Gary Neville a également évoqué ses dernières années à la tête de Manchester United, qui ont contribué à la crise financière qui a frappé Old Trafford, expliquant ainsi les ressources financières limitées actuelles du club sur le marché des transferts.
«Tout le monde savait que Manchester United connaissait de graves difficultés financières. Il suffit de regarder les chiffres. Ce ne sont pas des suppositions. Il faut examiner les comptes et ils sont à sec. C’est étrange à dire, mais après 10 à 12 ans de mauvaise gestion, de recrutements catastrophiques, de manque d’investissement dans le stade… Tout s’est effondré ces dernières années, et cela signifie que Manchester United se trouve actuellement dans une situation financière critique. Cet été, ils ont dépensé 150 ou 170 millions pour trois joueurs, ce qui représentait un investissement considérable», a-t-il souligné.
L’ancien capitaine de Manchester United a également déclaré comprendre le besoin de Ruben Amorim de renforcer l’effectif, notamment au milieu de terrain, où il estime nécessaire de recruter un joueur confirmé. Cependant, Neville a également souligné que «ce genre de conférences de presse n’est jamais bon signe».
Amorim assume et maintient la pression
L’entraîneur portugais serait frustré par l’inaction de Manchester United lors de ce mercato hivernal et aurait rappelé aux dirigeants du club qu’il avait été embauché pour bien plus que le simple poste d’entraîneur de l’équipe première.

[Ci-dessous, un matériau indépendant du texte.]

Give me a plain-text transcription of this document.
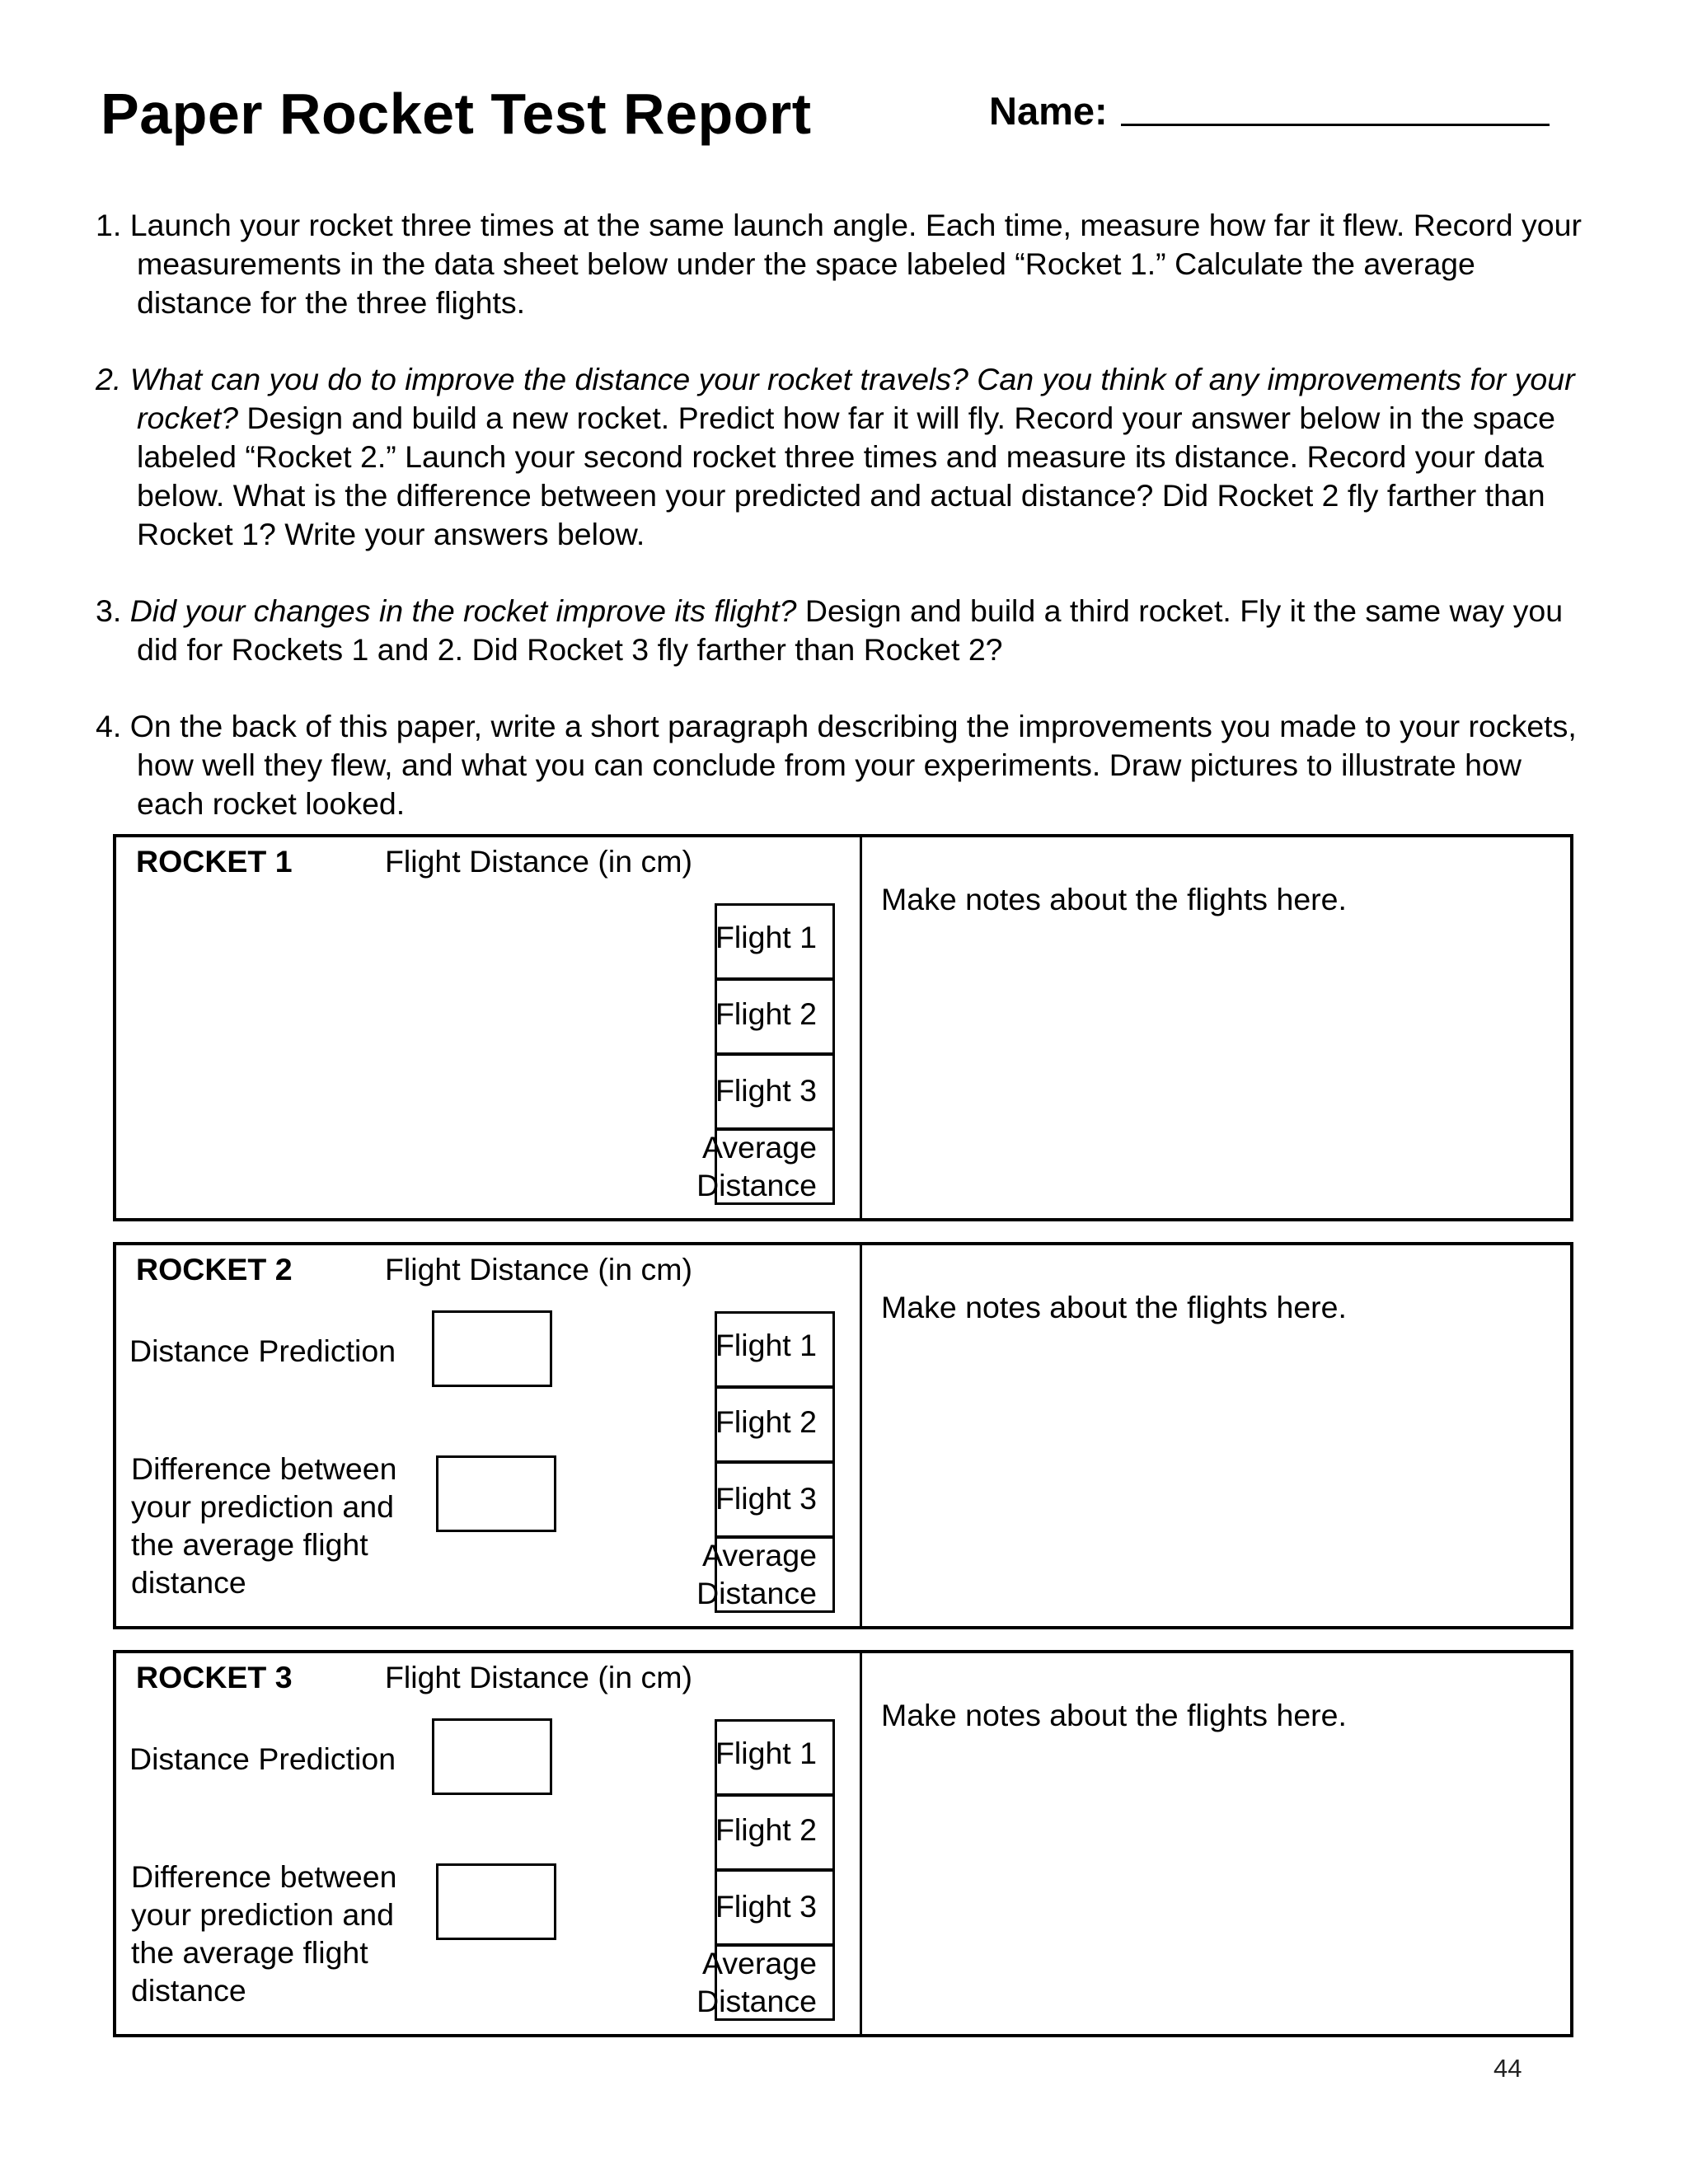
Paper Rocket Test Report	Name:

1. Launch your rocket three times at the same launch angle. Each time, measure how far it flew. Record your measurements in the data sheet below under the space labeled “Rocket 1.” Calculate the average distance for the three flights.

2. What can you do to improve the distance your rocket travels? Can you think of any improvements for your rocket? Design and build a new rocket. Predict how far it will fly. Record your answer below in the space labeled “Rocket 2.” Launch your second rocket three times and measure its distance. Record your data below. What is the difference between your predicted and actual distance? Did Rocket 2 fly farther than Rocket 1? Write your answers below.

3. Did your changes in the rocket improve its flight? Design and build a third rocket. Fly it the same way you did for Rockets 1 and 2. Did Rocket 3 fly farther than Rocket 2?

4. On the back of this paper, write a short paragraph describing the improvements you made to your rockets, how well they flew, and what you can conclude from your experiments. Draw pictures to illustrate how each rocket looked.

ROCKET 1	Flight Distance (in cm)
Flight 1
Flight 2
Flight 3
Average
Distance
Make notes about the flights here.
ROCKET 2	Flight Distance (in cm)
Distance Prediction
Difference between
your prediction and
the average flight
distance
Flight 1
Flight 2
Flight 3
Average
Distance
Make notes about the flights here.
ROCKET 3	Flight Distance (in cm)
Distance Prediction
Difference between
your prediction and
the average flight
distance
Flight 1
Flight 2
Flight 3
Average
Distance
Make notes about the flights here.
44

«Je sais que vous [journalistes] recevez des informations sélectives sur tout. Je suis venu ici pour être le manager [entraîneur-manager avec une influence plus large] de Manchester United, pas pour être un simple entraîneur. C’est clair. Je sais que je ne m’appelle pas Conte, Mourinho ou Tuchel, mais je suis le manager de Manchester United et je le resterai pendant encore 18 mois ou jusqu’à ce que la direction décide de changer. Voilà, c’est tout ce que j’ai à dire et je vais m’y tenir. Je ne vais pas abandonner. Je vais faire mon travail jusqu’à ce que quelqu’un d’autre prenne ma place», a commencé Amorim, avant de poursuivre.
«Je serai le manager de cette équipe, pas seulement l’entraîneur. J’ai été très clair. Cela prendra fin dans 18 mois et chacun passera à autre chose. C’était l’accord et mon rôle ne se limite pas à celui d’entraîneur. Si l’on ne sait pas comment gérer Gary Neville ou toute autre critique, il faut changer de club. C’est tout ce que j’avais à dire. Je suis venu ici pour être le manager et tous les services doivent faire leur travail, et je ferai le mien pendant encore 18 mois», a conclu Amorim avant de quitter la salle de presse d’Elland Road.